It Only Happens Every Time

It Only Happens Every Time – longplay szwedzkiej piosenkarki Moniki Zetterlund, amerykańskiego trębacza jazzowego Thada Jonesa oraz Orkiestry Mela Lewisa (występujących ówcześnie jako big-band pod nazwą Thad Jones/Mel Lewis Orchestra), nagrany w ciągu czterech dni od 20 do 23 sierpnia 1977 roku w Helsinkach i Sztokholmie, wydany 4 stycznia 1978 roku nakładem wydawnictw muzycznych EMI oraz Inner City Records[2][3].

It Only Happens Every Time
Wykonawca albumu studyjnego
Moniki Zetterlund, Thada Jonesa oraz Orkiestry Mela Lewisa
Wydany

4 stycznia 1978

Nagrywany

20-23 sierpnia 1977

Gatunek

jazz

Długość

36:12 (LP)

Wydawnictwo

EMI, Inner City Records

Producent

Gunnar Lindqvist

Oceny
Album po albumie
Folk som har sånger kan inte dö
(1976)
It Only Happens Every Time
(1978)
Holiday for Monica
(1983)

Do współpracy przy tworzeniu albumu zaproszono amerykańskiego saksofonistę barytonowego Peppera Adamsa, saksofonistę i flecistę Jerry’ego Dodgiona oraz gitarzystę basowego Rufusa Reida[4]. Album wyprodukował Gunnar Lindqvist, zaś za jego miksowanie odpowiadał Gunnar Lööf[4].

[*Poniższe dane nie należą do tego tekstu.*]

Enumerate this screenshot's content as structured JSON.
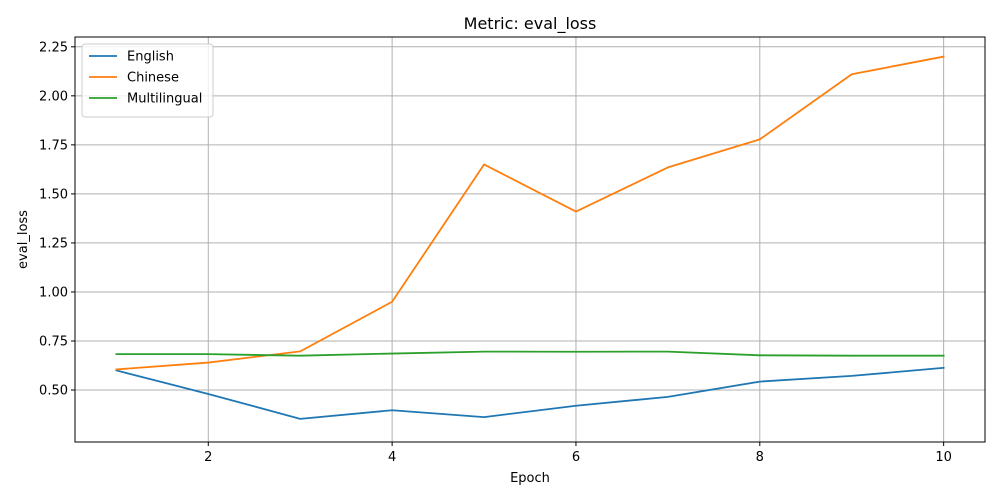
{
  "chart_data": {
    "type": "line",
    "title": "Metric: eval_loss",
    "xlabel": "Epoch",
    "ylabel": "eval_loss",
    "x": [
      1,
      2,
      3,
      4,
      5,
      6,
      7,
      8,
      9,
      10
    ],
    "xlim": [
      0.55,
      10.45
    ],
    "ylim": [
      0.235,
      2.3
    ],
    "xticks": [
      2,
      4,
      6,
      8,
      10
    ],
    "xtick_labels": [
      "2",
      "4",
      "6",
      "8",
      "10"
    ],
    "yticks": [
      0.5,
      0.75,
      1.0,
      1.25,
      1.5,
      1.75,
      2.0,
      2.25
    ],
    "ytick_labels": [
      "0.50",
      "0.75",
      "1.00",
      "1.25",
      "1.50",
      "1.75",
      "2.00",
      "2.25"
    ],
    "grid": true,
    "legend_position": "top-left",
    "series": [
      {
        "name": "English",
        "color": "#1f77b4",
        "values": [
          0.6,
          0.48,
          0.353,
          0.397,
          0.362,
          0.42,
          0.465,
          0.543,
          0.572,
          0.613
        ]
      },
      {
        "name": "Chinese",
        "color": "#ff7f0e",
        "values": [
          0.605,
          0.64,
          0.697,
          0.95,
          1.65,
          1.41,
          1.635,
          1.778,
          2.11,
          2.2
        ]
      },
      {
        "name": "Multilingual",
        "color": "#2ca02c",
        "values": [
          0.683,
          0.683,
          0.675,
          0.686,
          0.696,
          0.695,
          0.696,
          0.677,
          0.675,
          0.675
        ]
      }
    ]
  }
}
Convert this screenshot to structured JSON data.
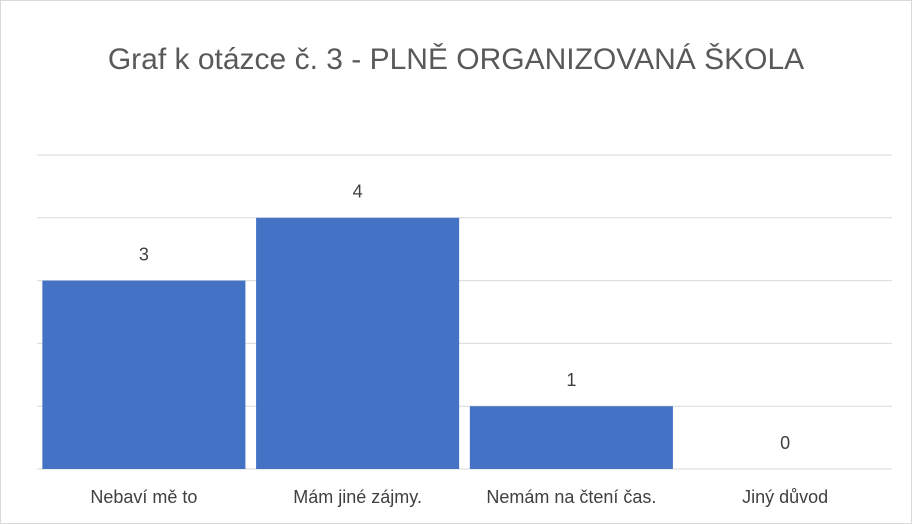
{
  "chart_data": {
    "type": "bar",
    "title": "Graf k otázce č. 3 - PLNĚ ORGANIZOVANÁ ŠKOLA",
    "categories": [
      "Nebaví mě to",
      "Mám jiné zájmy.",
      "Nemám na čtení čas.",
      "Jiný důvod"
    ],
    "values": [
      3,
      4,
      1,
      0
    ],
    "color": "#4472c4",
    "ylim": [
      0,
      5
    ],
    "yticks": [
      0,
      1,
      2,
      3,
      4,
      5
    ],
    "grid": true
  }
}
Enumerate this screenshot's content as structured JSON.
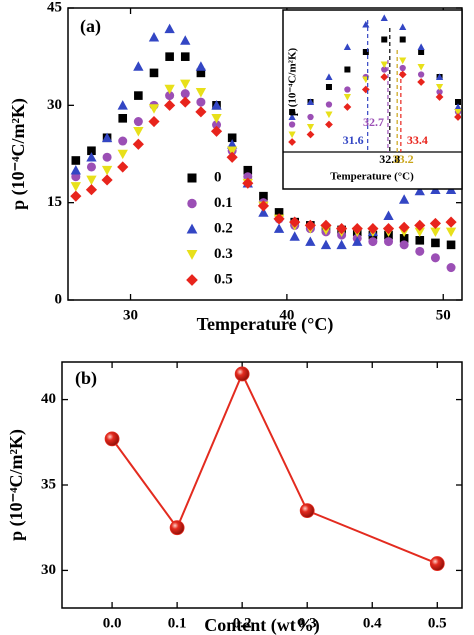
{
  "chart_data": [
    {
      "type": "scatter",
      "panel_label": "(a)",
      "x_label": "Temperature (°C)",
      "y_label": "p (10⁻⁴C/m²K)",
      "xlim": [
        26,
        51.2
      ],
      "ylim": [
        0,
        45
      ],
      "xticks": [
        30,
        40,
        50
      ],
      "yticks": [
        0,
        15,
        30,
        45
      ],
      "x": [
        26.5,
        27.5,
        28.5,
        29.5,
        30.5,
        31.5,
        32.5,
        33.5,
        34.5,
        35.5,
        36.5,
        37.5,
        38.5,
        39.5,
        40.5,
        41.5,
        42.5,
        43.5,
        44.5,
        45.5,
        46.5,
        47.5,
        48.5,
        49.5,
        50.5
      ],
      "legend": "center-left",
      "series": [
        {
          "name": "0",
          "color": "#000000",
          "marker": "square",
          "values": [
            21.5,
            23,
            25,
            28,
            31.5,
            35,
            37.5,
            37.5,
            35,
            30,
            25,
            20,
            16,
            13.5,
            12,
            11.5,
            11,
            10.8,
            10.5,
            10,
            10,
            9.5,
            9.2,
            8.8,
            8.5
          ]
        },
        {
          "name": "0.1",
          "color": "#9b4fb5",
          "marker": "circle",
          "values": [
            19,
            20.5,
            22,
            24.5,
            27.5,
            30,
            31.5,
            31.8,
            30.5,
            27,
            23,
            19,
            15,
            12.5,
            11.5,
            11,
            10.5,
            10,
            9.5,
            9,
            9,
            8.5,
            7.5,
            6.5,
            5
          ]
        },
        {
          "name": "0.2",
          "color": "#3346c4",
          "marker": "triangle",
          "values": [
            20,
            22,
            25,
            30,
            36,
            40.5,
            41.8,
            40,
            36,
            30,
            24,
            18,
            13.5,
            11,
            9.8,
            9,
            8.5,
            8.5,
            9,
            10.5,
            13,
            15.5,
            16.8,
            17,
            17
          ]
        },
        {
          "name": "0.3",
          "color": "#e8e01a",
          "marker": "triangle-down",
          "values": [
            17.5,
            18.5,
            20,
            22.5,
            26,
            29.5,
            32.5,
            33.3,
            32,
            28,
            23,
            18,
            14.5,
            12.5,
            11.5,
            11,
            10.8,
            10.5,
            10.5,
            10.5,
            10.5,
            10.5,
            10.5,
            10.5,
            10.5
          ]
        },
        {
          "name": "0.5",
          "color": "#e8241c",
          "marker": "diamond",
          "values": [
            16,
            17,
            18.5,
            20.5,
            24,
            27.5,
            30,
            30.5,
            29,
            26,
            22,
            18,
            14.5,
            12.5,
            12,
            11.5,
            11.5,
            11,
            11,
            11,
            11,
            11.2,
            11.5,
            11.8,
            12
          ]
        }
      ]
    },
    {
      "type": "inset",
      "x_label": "Temperature (°C)",
      "y_label": "p (10⁻⁴C/m²K)",
      "xlim": [
        28.2,
        36.5
      ],
      "ylim": [
        15,
        43
      ],
      "vlines": [
        {
          "x": 31.6,
          "color": "#3346c4"
        },
        {
          "x": 32.7,
          "color": "#9b4fb5"
        },
        {
          "x": 32.8,
          "color": "#000000"
        },
        {
          "x": 33.2,
          "color": "#c9a417"
        },
        {
          "x": 33.4,
          "color": "#e8241c"
        }
      ]
    },
    {
      "type": "line",
      "panel_label": "(b)",
      "x_label": "Content (wt%)",
      "y_label": "p (10⁻⁴C/m²K)",
      "xlim": [
        -0.077,
        0.538
      ],
      "ylim": [
        27.8,
        42.2
      ],
      "xticks": [
        {
          "value": 0,
          "label": "0.0"
        },
        0.1,
        0.2,
        0.3,
        0.4,
        0.5
      ],
      "yticks": [
        30,
        35,
        40
      ],
      "x": [
        0,
        0.1,
        0.2,
        0.3,
        0.5
      ],
      "values": [
        37.7,
        32.5,
        41.5,
        33.5,
        30.4
      ],
      "color": "#e32b1f"
    }
  ]
}
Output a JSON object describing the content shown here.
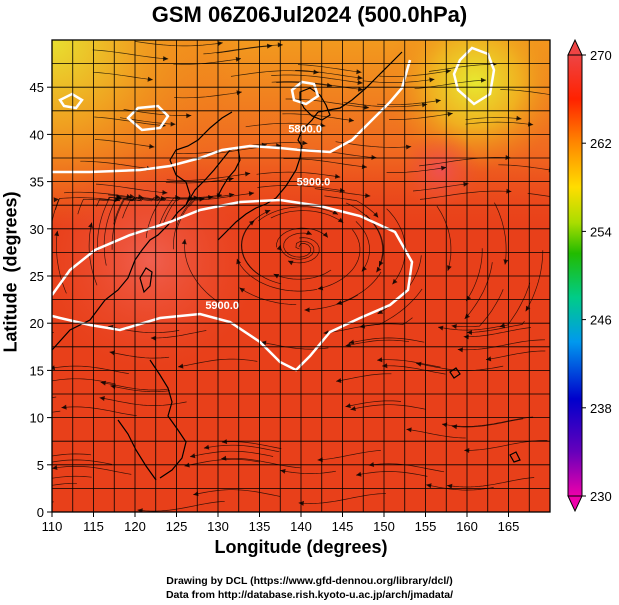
{
  "title": "GSM 06Z06Jul2024 (500.0hPa)",
  "credit": {
    "line1": "Drawing by DCL (https://www.gfd-dennou.org/library/dcl/)",
    "line2": "Data from http://database.rish.kyoto-u.ac.jp/arch/jmadata/"
  },
  "chart_data": {
    "type": "heatmap",
    "title": "GSM 06Z06Jul2024 (500.0hPa)",
    "xlabel": "Longitude (degrees)",
    "ylabel": "Latitude  (degrees)",
    "xlim": [
      110,
      170
    ],
    "ylim": [
      0,
      50
    ],
    "x_ticks": [
      "110",
      "115",
      "120",
      "125",
      "130",
      "135",
      "140",
      "145",
      "150",
      "155",
      "160",
      "165"
    ],
    "y_ticks": [
      "0",
      "5",
      "10",
      "15",
      "20",
      "25",
      "30",
      "35",
      "40",
      "45"
    ],
    "grid": true,
    "colorbar": {
      "min": 230,
      "max": 270,
      "labels": [
        "270",
        "262",
        "254",
        "246",
        "238",
        "230"
      ],
      "colors": [
        "#ee00aa",
        "#6600bb",
        "#0000cc",
        "#0099ee",
        "#00cc88",
        "#22bb00",
        "#aadd00",
        "#ffdd00",
        "#ff8800",
        "#ff2200",
        "#ee4444"
      ]
    },
    "contours": [
      {
        "label": "5800.0",
        "lon": 140.5,
        "lat": 40.2
      },
      {
        "label": "5900.0",
        "lon": 141.5,
        "lat": 34.6
      },
      {
        "label": "5900.0",
        "lon": 130.5,
        "lat": 21.5
      }
    ],
    "colors": {
      "map_background": "#e8401a",
      "coastline": "#000000",
      "contour": "#ffffff",
      "streamline": "#000000"
    }
  }
}
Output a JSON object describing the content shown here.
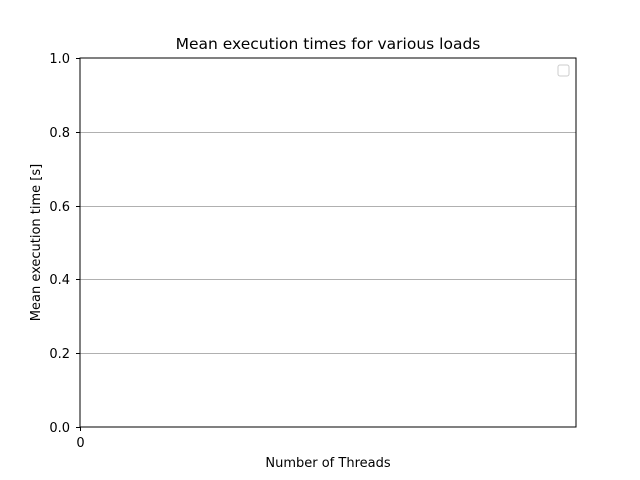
{
  "chart_data": {
    "type": "line",
    "title": "Mean execution times for various loads",
    "xlabel": "Number of Threads",
    "ylabel": "Mean execution time [s]",
    "ylim": [
      0,
      1
    ],
    "yticks": [
      0,
      0.2,
      0.4,
      0.6,
      0.8,
      1
    ],
    "ytick_labels": [
      "0.0",
      "0.2",
      "0.4",
      "0.6",
      "0.8",
      "1.0"
    ],
    "xticks": [
      0
    ],
    "xtick_labels": [
      "0"
    ],
    "grid": "y-major",
    "legend": {
      "position": "top-right",
      "entries": []
    },
    "series": []
  },
  "colors": {
    "grid": "#b0b0b0",
    "axes": "#000000",
    "legend_border": "#cccccc"
  }
}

Album doczekał się swojej reedycji, wydanej w Szwecji w 1997 roku[4].

Lista utworów edytuj

Opracowano na podstawie materiału źródłowego[5].

Strona A

1. „It Only Happens Every Time” (muz. Thad Jones, sł. Claude Stephenson) 5:07
2. „Long Daddy Green” (muz. Dave Frishberg, sł. Blossom Dearie) 3:35
3. „Silhouette” (muz. Lars Gullin, sł. Claude Stephenson) 4:25
4. „He Was Too Good to Me” (muz. Richard Rodgers, sł. Lorenz Hart) 5:00
18:07

Strona B

1. „The Groove Merchant” (muz. Jerome Richardson, sł. Claude Stephenson) 4:02
2. „Love to One Is One to Love” (muz. Thad Jones, sł. Claude Stephenson) 4:12
3. „Happy Again” (muz. Lars Gullin, sł. Claude Stephenson) 4:15
4. „The Second Time Around” (muz. Jimmy Van Heusen, sł. Sammy Cahn) 5:36
18:05

Recenzja albumu edytuj

Ken Dryden w recenzji opublikowanej na łamach AllMusic przyznał wydawnictwu zaledwie dwa i pół na pięć punktów, chwaląc precyzyjne frazowanie wokalistki przy jednoczesnej krytyce stylu wokalnego, który nie zawsze pasował do muzyki granej przez big-band[1]. Recenzent zaznaczył jednak, iż „ogólnie rzecz biorąc jest to dobry, choć mało istotny album”[1].